Historia del Método Experimental en Italia, Raffaello Caverni

[Storia del método sperimentale in Italia]. Obra de Raffaello Caverni (1837-1900), en seis volúmenes, pu­blicados en Florencia entre el 1891 y el 1910, el último póstumo e interrumpido por el editor. El primer volumen (1891), con­tiene, además de la relación de la junta del Instituto Veneciano que premió la obra en la primera redacción, un amplio «Dis­curso preliminar» en tres partes y ocho capítulos sobre los principales instrumentos del método experimental (termómetro, re­loj de péndulo, anteojo, barómetro, máquina y pila eléctrica, microscopio, cuerno acús­tico, higrómetro, areómetro, pluviómetro y lentes); el segundo volumen (1892), dedi­cado a las ciencias físicas, se ocupa no sólo de las diversas ramas de la física, sino también del sistema planetario y de astro­nomía en general; el tercero (1893), del método experimental aplicado a la historia natural; el cuarto y el quinto (1895-1898), del método experimental aplicado al mo­vimiento de los cuerpos; el sexto (1910), del movimiento de las aguas, que había de continuar en el séptimo. Debía haber tam­bién un breve volumen octavo, donde se tenía que estudiar la teoría del método ex­perimental aplicado a la filosofía, desarro­llando, a lo que parece, las ideas que el autor sostiene en el libro Denuovi studi della filosofía (una especie de positivismo católico, ortodoxo apenas, puesto que en él se ataca en cierto modo a los jesuitas y se defiende a Darwin sin desmentir a Moisés).

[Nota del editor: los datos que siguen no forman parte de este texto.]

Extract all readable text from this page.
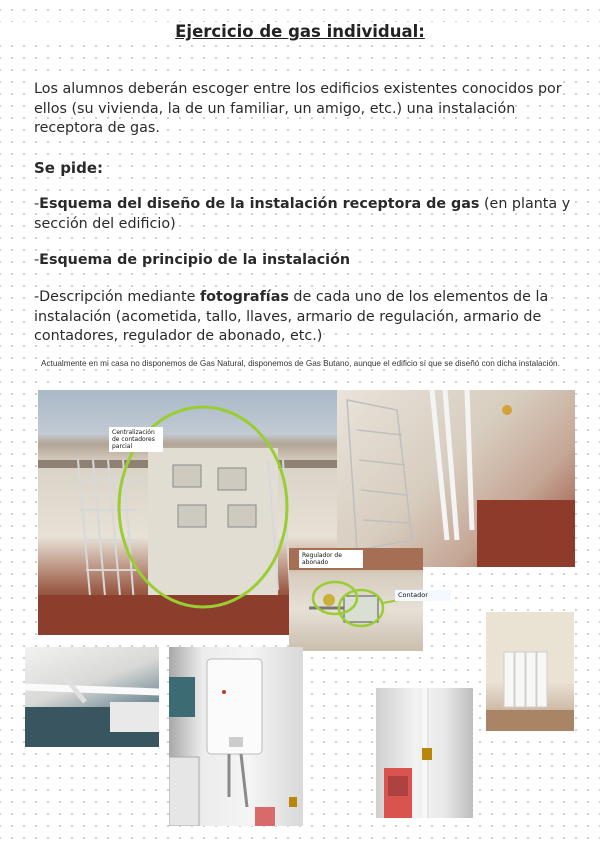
Ejercicio de gas individual:
Los alumnos deberán escoger entre los edificios existentes conocidos por ellos (su vivienda, la de un familiar, un amigo, etc.) una instalación receptora de gas.
Se pide:
-Esquema del diseño de la instalación receptora de gas (en planta y sección del edificio)
-Esquema de principio de la instalación
-Descripción mediante fotografías de cada uno de los elementos de la instalación (acometida, tallo, llaves, armario de regulación, armario de contadores, regulador de abonado, etc.)
Actualmente en mi casa no disponemos de Gas Natural, disponemos de Gas Butano, aunque el edificio sí que se diseñó con dicha instalación.
Centralización de contadores parcial
Regulador de abonado
Contador
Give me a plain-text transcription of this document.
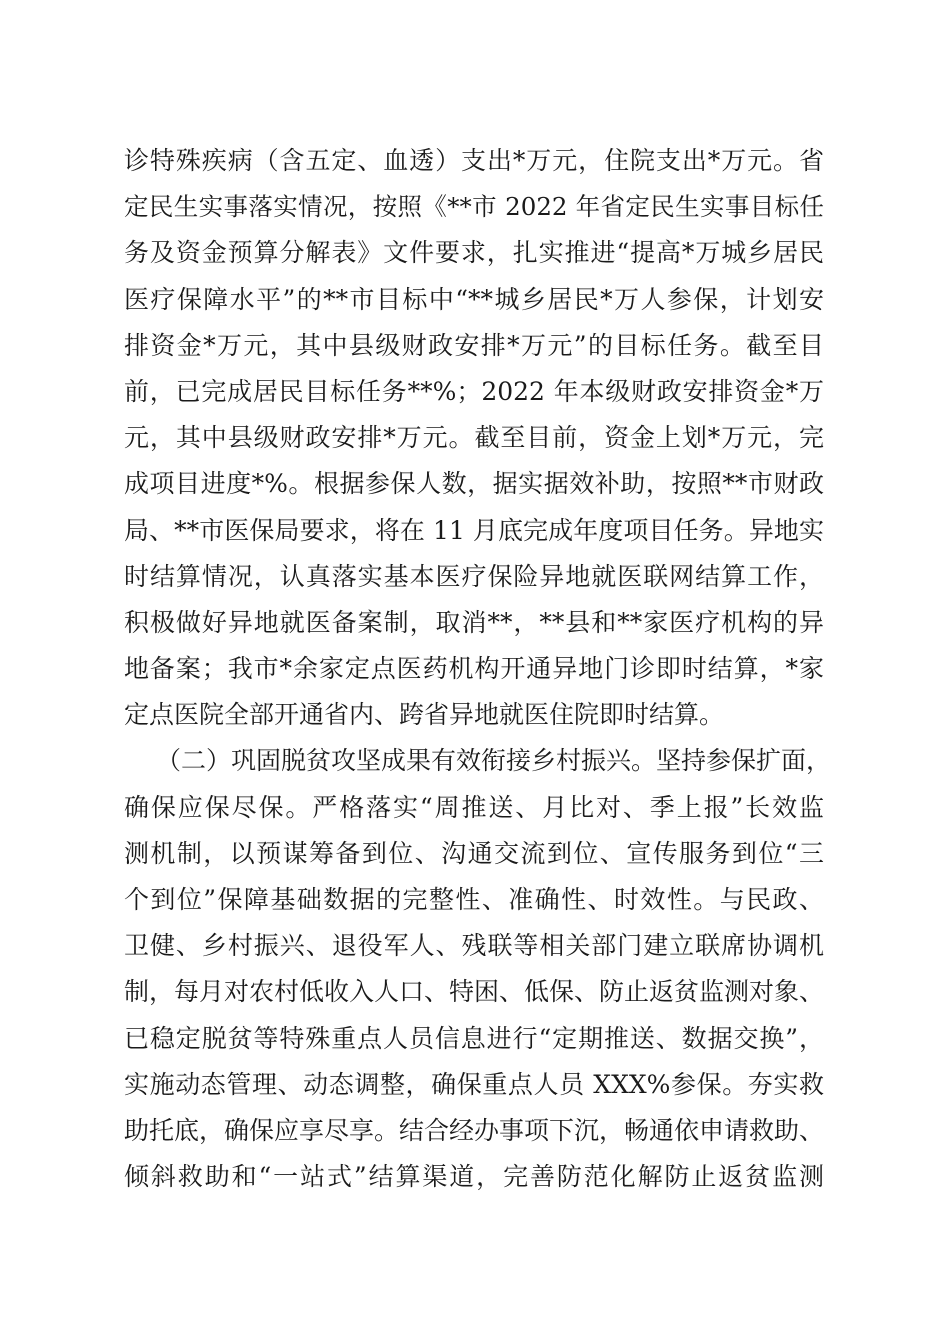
诊特殊疾病（含五定、血透）支出*万元，住院支出*万元。省
定民生实事落实情况，按照《**市 2022 年省定民生实事目标任
务及资金预算分解表》文件要求，扎实推进“提高*万城乡居民
医疗保障水平”的**市目标中“**城乡居民*万人参保，计划安
排资金*万元，其中县级财政安排*万元”的目标任务。截至目
前，已完成居民目标任务**%；2022 年本级财政安排资金*万
元，其中县级财政安排*万元。截至目前，资金上划*万元，完
成项目进度*%。根据参保人数，据实据效补助，按照**市财政
局、**市医保局要求，将在 11 月底完成年度项目任务。异地实
时结算情况，认真落实基本医疗保险异地就医联网结算工作，
积极做好异地就医备案制，取消**，**县和**家医疗机构的异
地备案；我市*余家定点医药机构开通异地门诊即时结算，*家
定点医院全部开通省内、跨省异地就医住院即时结算。
（二）巩固脱贫攻坚成果有效衔接乡村振兴。坚持参保扩面，
确保应保尽保。严格落实“周推送、月比对、季上报”长效监
测机制，以预谋筹备到位、沟通交流到位、宣传服务到位“三
个到位”保障基础数据的完整性、准确性、时效性。与民政、
卫健、乡村振兴、退役军人、残联等相关部门建立联席协调机
制，每月对农村低收入人口、特困、低保、防止返贫监测对象、
已稳定脱贫等特殊重点人员信息进行“定期推送、数据交换”，
实施动态管理、动态调整，确保重点人员 XXX%参保。夯实救
助托底，确保应享尽享。结合经办事项下沉，畅通依申请救助、
倾斜救助和“一站式”结算渠道，完善防范化解防止返贫监测
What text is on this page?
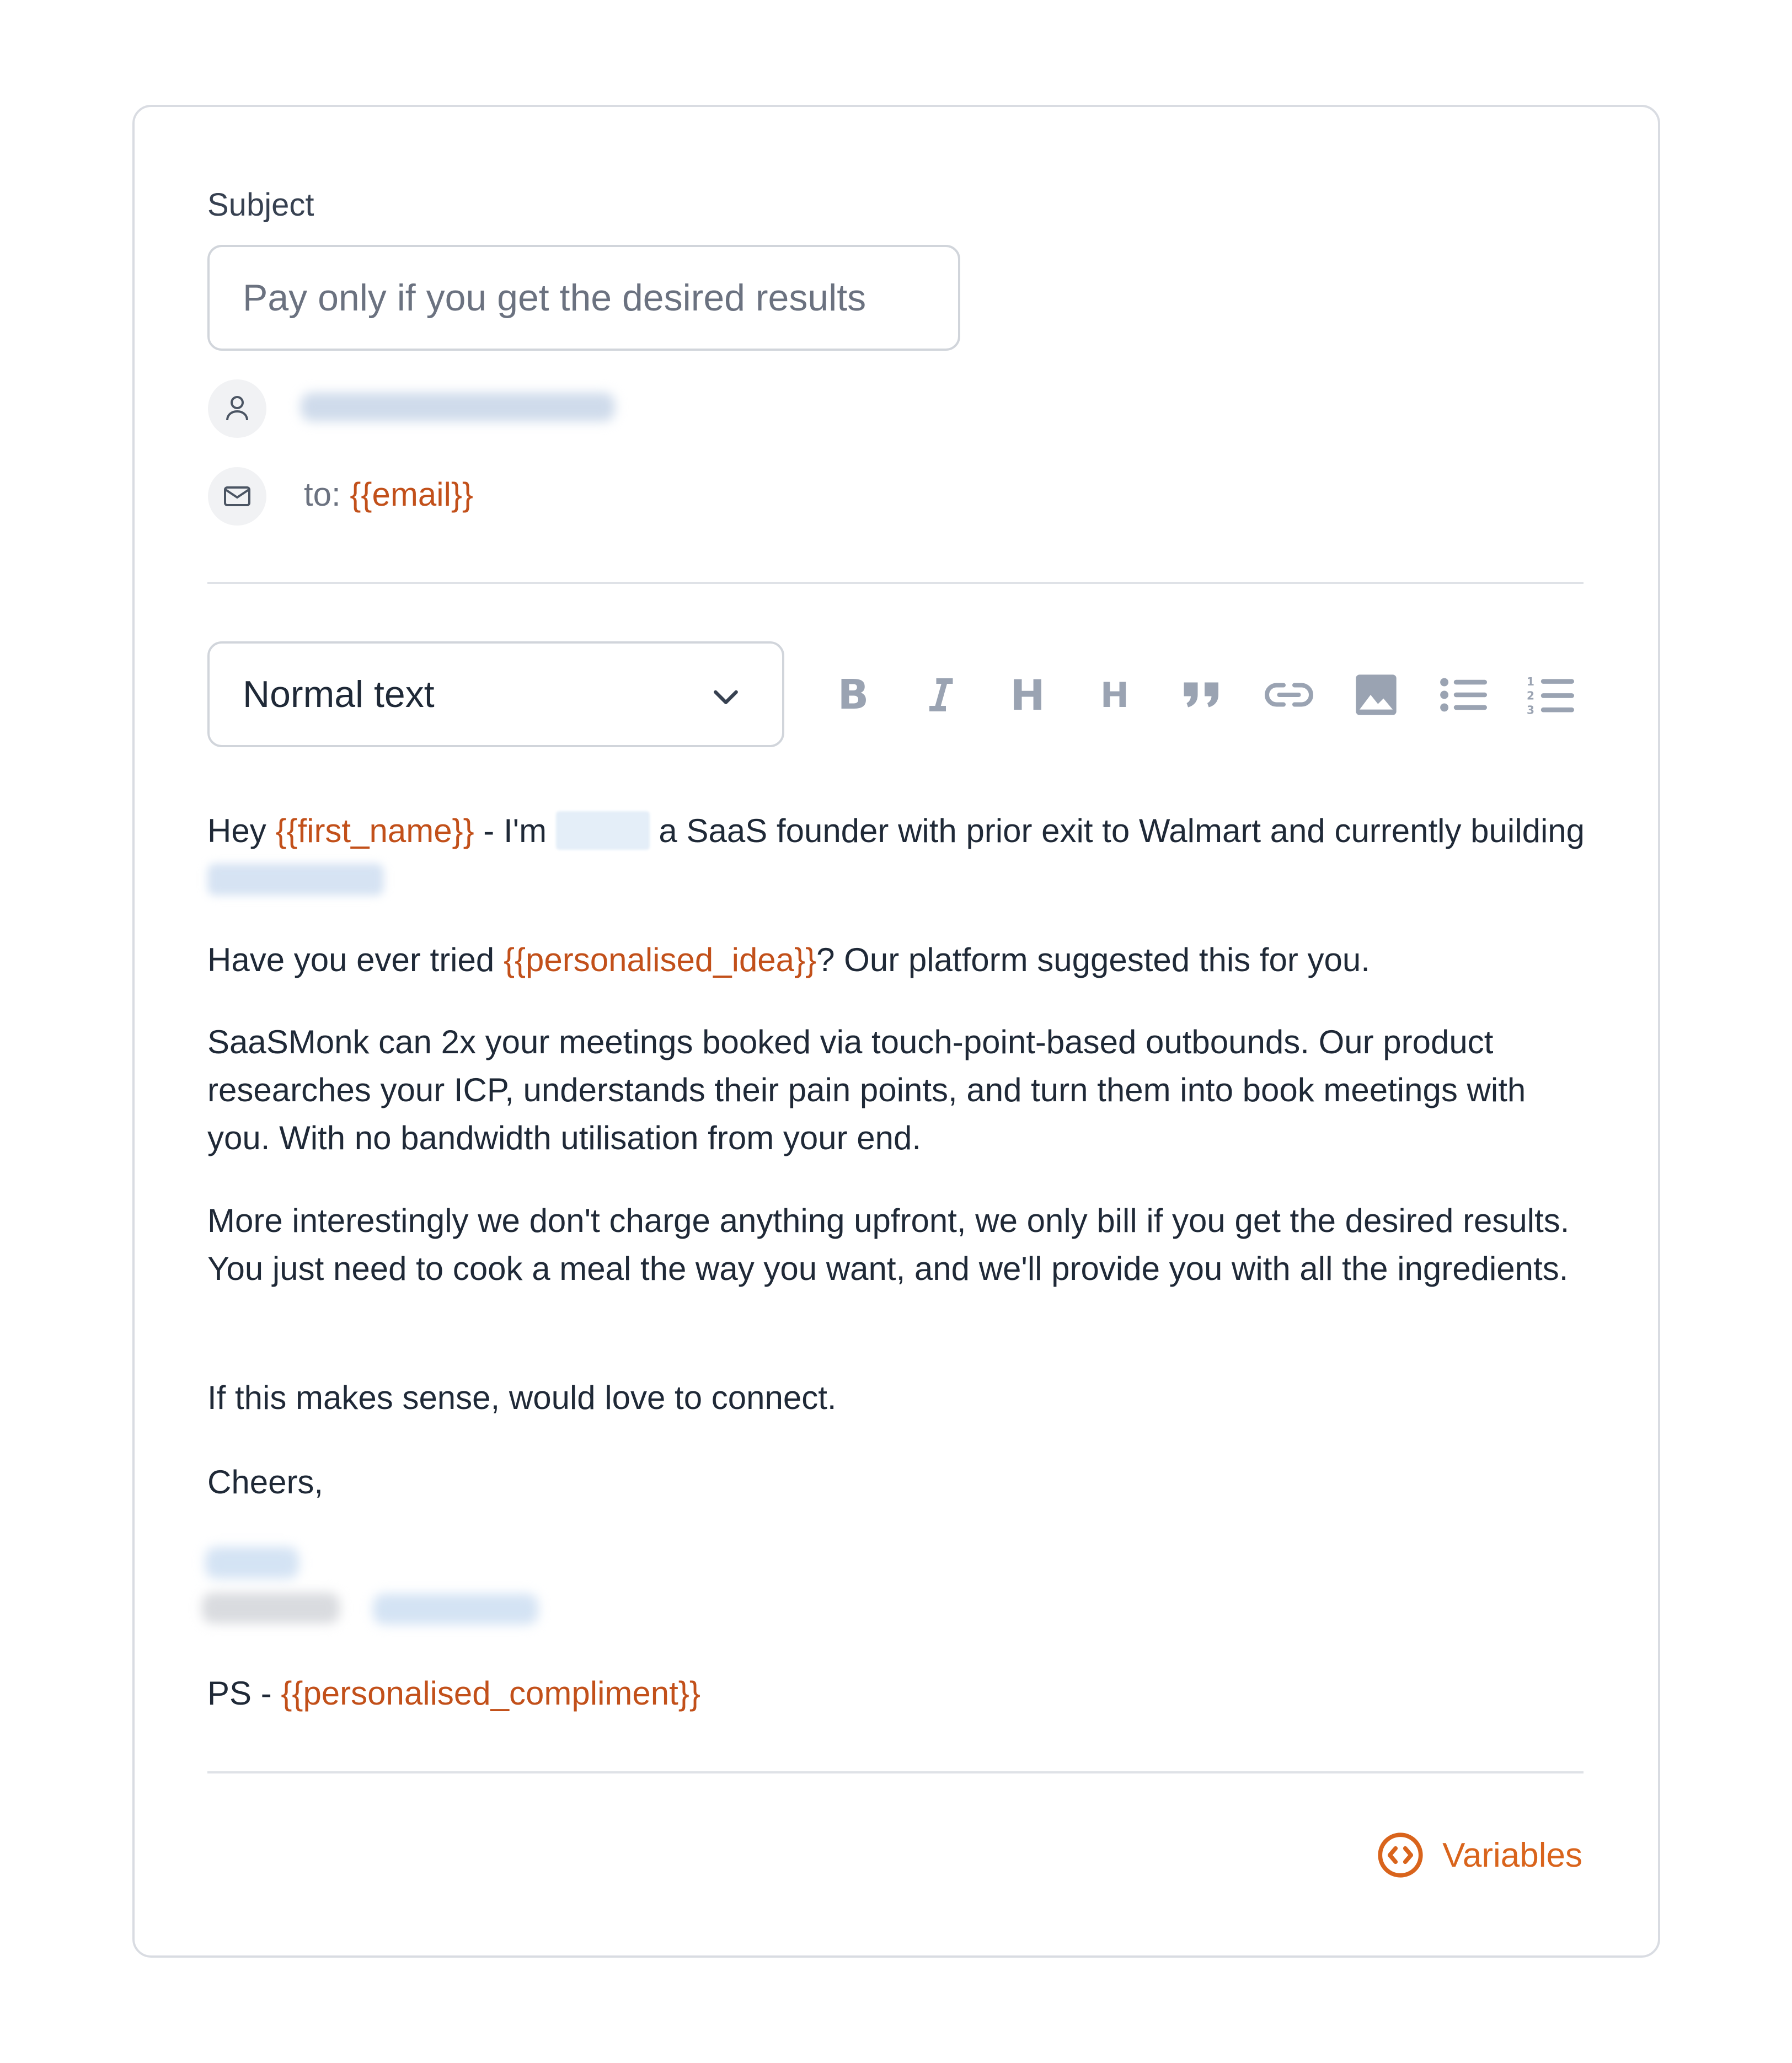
Subject
Pay only if you get the desired results
to: {{email}}
Normal text	B	H H	1
2
3

Hey {{first_name}} - I'm	a SaaS founder with prior exit to Walmart and currently building

Have you ever tried {{personalised_idea}}? Our platform suggested this for you.

SaaSMonk can 2x your meetings booked via touch-point-based outbounds. Our product researches your ICP, understands their pain points, and turn them into book meetings with you. With no bandwidth utilisation from your end.

More interestingly we don't charge anything upfront, we only bill if you get the desired results. You just need to cook a meal the way you want, and we'll provide you with all the ingredients.

If this makes sense, would love to connect.

Cheers,

PS - {{personalised_compliment}}

Variables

La junta del Instituto Veneciano, al premiar la primera redacción, hizo se­rias reservas, especialmente sobre los jui­cios de Caverni acerca de Galileo; pero el autor, al publicar el volumen, en lugar de corregir sus juicios, los exageró hasta lo grotesco. Así, Galileo se convirtió en el viejo tirano de Arcetri, que medita entre las sombrías celosías de su reino (II, 359- 360), y que «instituyó una tiranía en un principado decrépito, usando las artes de todos los conquistadores, la de enriquecerse con los despojos de los muertos» (I, 141). Caverni llega a sostener que «la causa su­ficiente de los odios suscitados contra Ga­lileo» no se encuentra «en la ignorancia de los tiempos ni en las supersticiones reli­giosas», sino en «las ofensas de tantos que quedaron sometidos a su conquista» (I, 142). La obra de Caverni ha sido objeto de nu­merosas críticas, de las que se puede tener una idea por los volúmenes I y II del Ar­chivo de Historia de las Ciencias. Por lo que respecta a los diálogos que Caverni atribuye a Galileo y que son de su in­vención, G. Giovannozzi, que es muy bené­volo con Caverni, hizo una observación que nos parece justa, según la cual no se trata de falsificaciones propiamente dichas, sino de artificio literario. Excluye además que el antigalileísmo de Caverni pueda te­ner relación con su religión y trata de explicarlo como efecto de un carácter que, al envejecer, se vuelve más cáustico y como despecho por la exclusión de Caverni de la Comisión Ejecutiva de la Edición na­cional de la Obra de Galileo.

Es una hipó­tesis gravísima, pero no nos parece acepta­ble y en el fondo ni el mismo Giovannozzi parecía convencido. Para mí, el «odio teo­lógico» interviene en grado sumo, sin ex­cluir del todo cierto espíritu de negación y de denigración e incluso de despecho. Caverni no sólo denigra a Galileo, sino también a Giordano Bruno, a Descartes y a los «racionalistas», y los denigra no sólo y quizá ni principalmente por amor a la Iglesia, sino porque es radicalmente inca­paz de comprender el espíritu moderno. Caverni, aunque se crea muy distinto, es ideológicamente contemporáneo de Urba­no VIII y de los teólogos que condenaron a Galileo: es antimoderno y antihistórico co­mo ellos. Por esto su obra, más que una historia, es un libelo novelado. Su mérito mayor es el de haber recogido, en forma desordenada y tendenciosa, un gran núme­ro de materiales sobre Galileo y sobre su escuela.